In any event, with only fantastical (not based in reality) exceptions, the scenario posed by
AmirATM is really about applicants who engage in
FRAUD. They are not second-class citizens. They are not really citizens at all since they engaged in FRAUD in order to illegally obtain a grant of citizenship.
They will find little or no sympathy among the vast majority of Canadians, no ethnic or nationality bias at play.
Again, I agree that the procedures for prosecuting cases of fraud, as adopted by Bill C-24, are problematic and fail to adequately protect the right of Canadians (remembering that PRs are Canadians too) to fair procedure. There is potential for injustice due to the flaws in procedure. But this applies
equally to any and all naturalized citizens, including those who became citizens before the
intent-to-reside requirement was implemented, and really has nothing to do with the
intent-to-reside requirement at all.
And, unfortunately, Bill C-6 does
NOT address this serious flaw in the current
Citizenship Act, and so far as I have seen, there is little or no movement toward tabling legislation to address this.
Remember, even the citizen who stays in Canada can have his citizenship revoked if he engaged in fraud during the process of becoming a PR or the process of becoming a citizen.
Otherwise, make no mistake: misrepresentations made in the process of acquiring citizenship constitute fraud. Any citizenship thus obtained is forever subject to revocation. This was true before Bill C-24 was adopted. This is true for most (if not all) other countries.
sistemc said:
. . . I am not the lawyer . . .
AmirATM said:
. . . I am not a lawyer but . . .
Not being a lawyer does not give one a license to mis-state or ignore what the law actually is.
Again, Section 5(1) in the
Citizenship Act only applies to Permanent Residents. It straight-forwardly prescribes the requirements which
PRs must meet to be
eligible for a grant of citizenship. Subsection 5(1)(c.1) in particular only refers to and specifies the intent a
Permanent Resident must have to be eligible for grant citizenship.
Any assertion or characterization of this provision suggesting it has any effect on any citizen is unfounded, not true.

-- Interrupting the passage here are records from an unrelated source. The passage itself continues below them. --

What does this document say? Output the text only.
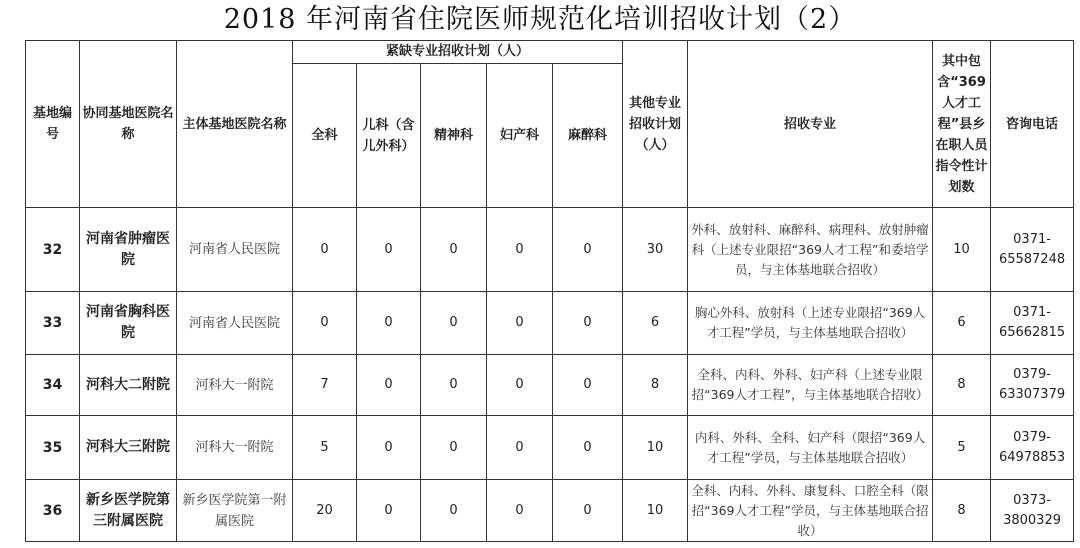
2018 年河南省住院医师规范化培训招收计划（2）
基地编号	协同基地医院名称	主体基地医院名称	紧缺专业招收计划（人）					其他专业招收计划（人）	招收专业	其中包含“369人才工程”县乡在职人员指令性计划数	咨询电话
			全科	儿科（含儿外科）	精神科	妇产科	麻醉科				
32	河南省肿瘤医院	河南省人民医院	0	0	0	0	0	30	外科、放射科、麻醉科、病理科、放射肿瘤科（上述专业限招“369人才工程”和委培学员，与主体基地联合招收）	10	0371-65587248
33	河南省胸科医院	河南省人民医院	0	0	0	0	0	6	胸心外科、放射科（上述专业限招“369人才工程”学员，与主体基地联合招收）	6	0371-65662815
34	河科大二附院	河科大一附院	7	0	0	0	0	8	全科、内科、外科、妇产科（上述专业限招“369人才工程”，与主体基地联合招收）	8	0379-63307379
35	河科大三附院	河科大一附院	5	0	0	0	0	10	内科、外科、全科、妇产科（限招“369人才工程”学员，与主体基地联合招收）	5	0379-64978853
36	新乡医学院第三附属医院	新乡医学院第一附属医院	20	0	0	0	0	10	全科、内科、外科、康复科、口腔全科（限招“369人才工程”学员，与主体基地联合招收）	8	0373-3800329
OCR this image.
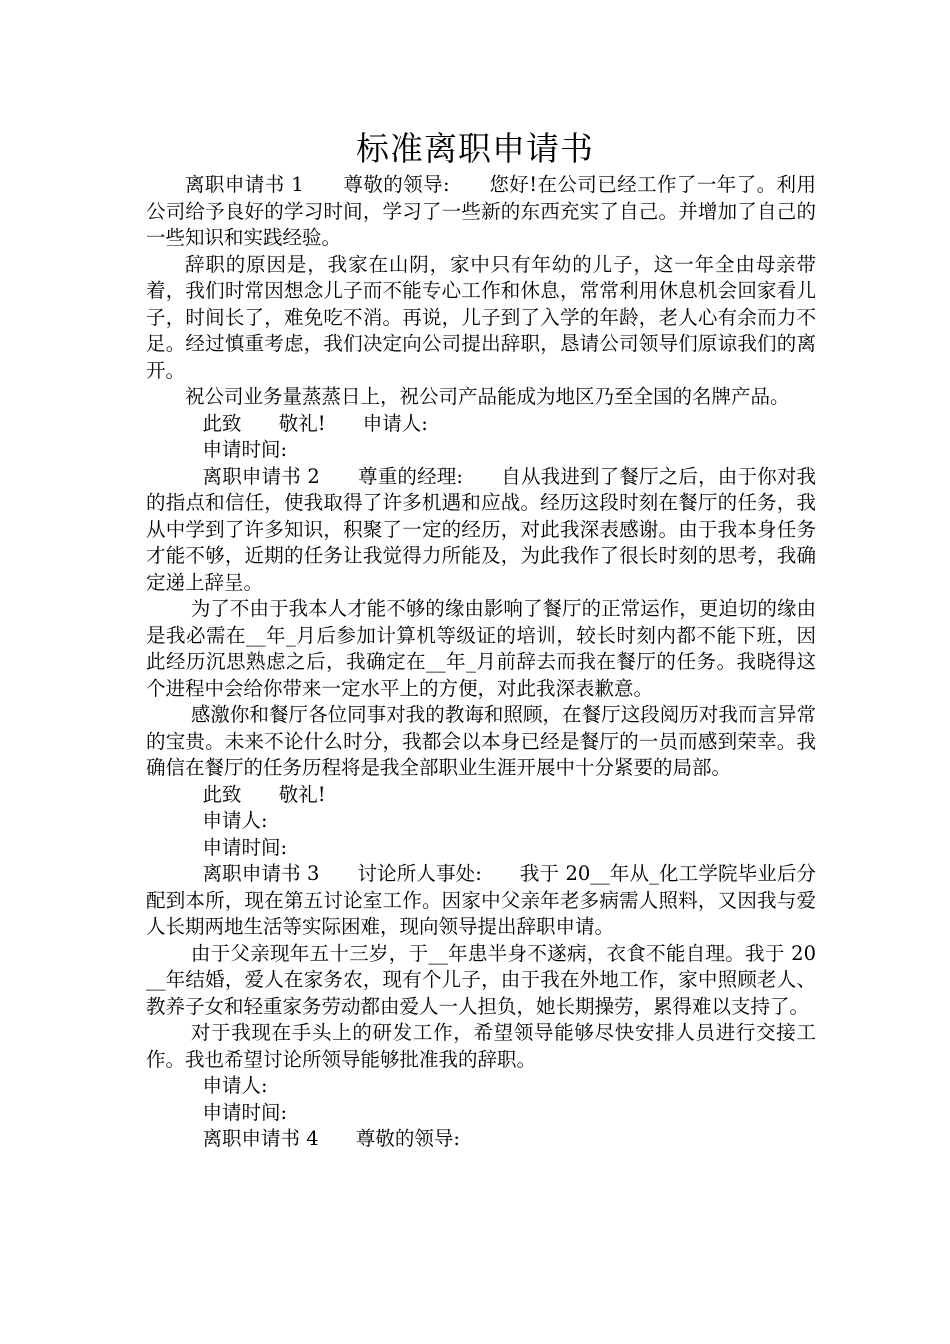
标准离职申请书

离职申请书 1      尊敬的领导:      您好!在公司已经工作了一年了。利用公司给予良好的学习时间，学习了一些新的东西充实了自己。并增加了自己的一些知识和实践经验。

辞职的原因是，我家在山阴，家中只有年幼的儿子，这一年全由母亲带着，我们时常因想念儿子而不能专心工作和休息，常常利用休息机会回家看儿子，时间长了，难免吃不消。再说，儿子到了入学的年龄，老人心有余而力不足。经过慎重考虑，我们决定向公司提出辞职，恳请公司领导们原谅我们的离开。

祝公司业务量蒸蒸日上，祝公司产品能成为地区乃至全国的名牌产品。

此致      敬礼!      申请人:

申请时间:

离职申请书 2      尊重的经理:      自从我进到了餐厅之后，由于你对我的指点和信任，使我取得了许多机遇和应战。经历这段时刻在餐厅的任务，我从中学到了许多知识，积聚了一定的经历，对此我深表感谢。由于我本身任务才能不够，近期的任务让我觉得力所能及，为此我作了很长时刻的思考，我确定递上辞呈。

为了不由于我本人才能不够的缘由影响了餐厅的正常运作，更迫切的缘由是我必需在__年_月后参加计算机等级证的培训，较长时刻内都不能下班，因此经历沉思熟虑之后，我确定在__年_月前辞去而我在餐厅的任务。我晓得这个进程中会给你带来一定水平上的方便，对此我深表歉意。

感激你和餐厅各位同事对我的教诲和照顾，在餐厅这段阅历对我而言异常的宝贵。未来不论什么时分，我都会以本身已经是餐厅的一员而感到荣幸。我确信在餐厅的任务历程将是我全部职业生涯开展中十分紧要的局部。

此致      敬礼!

申请人:

申请时间:

离职申请书 3      讨论所人事处:      我于 20__年从_化工学院毕业后分配到本所，现在第五讨论室工作。因家中父亲年老多病需人照料，又因我与爱人长期两地生活等实际困难，现向领导提出辞职申请。

由于父亲现年五十三岁，于__年患半身不遂病，衣食不能自理。我于 20__年结婚，爱人在家务农，现有个儿子，由于我在外地工作，家中照顾老人、教养子女和轻重家务劳动都由爱人一人担负，她长期操劳，累得难以支持了。

对于我现在手头上的研发工作，希望领导能够尽快安排人员进行交接工作。我也希望讨论所领导能够批准我的辞职。

申请人:

申请时间:

离职申请书 4      尊敬的领导:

In the meantime, while there have been some hints that a few Senators may also have concerns about removing this requirement, it nonetheless still appears that Bill C-6 will eventually be adopted with the provisions to not only remove this requirement, but to make it as if there never was any such requirement.
Note in passing: The
intent-to-reside requirement was largely intended to give CIC (under the Harper government) the authority to summarily deny citizenship to applicants discerned to be
applying-on-the-way-to-the-airport. However, concerns about abuse of the Canadian immigration system by some individuals perceived to be
passport-shopping or otherwise seeking
citizenship-of-convenience were around long before Harper became PM. Criteria for issuing RQ adopted by the previous Liberal government, for example, targeted applicants identified as returning from abroad to attend the test or interview.
This is bound to still be a concern, still a reason for increased scrutiny, still raising the bar for some applicants, for those perceived to be abusing the Canadian immigration system. Eliminating the intent requirement, as provided by Bill C-6, does not mean IRCC will not discriminate against those applicants perceived to be abusing the system. (Such discrimination is acceptable so long as IRCC properly applies the law in making final decisions . . . like discriminating against convicted criminals is OK.)
In this regard, notwithstanding how one feels about it, generally there will be little or no sympathy among Canadians for any immigrant who exploits the system without intending to live permanently in Canada. Whether Bill C-6 gets adopted or not. Whether if adopted it still removes the intent requirement or not. Applicants perceived to be
applying-on-the-way-to-the-airport will likely face more difficulties than most, and very few in Canada will have much if any sympathy for them. Just the way it is.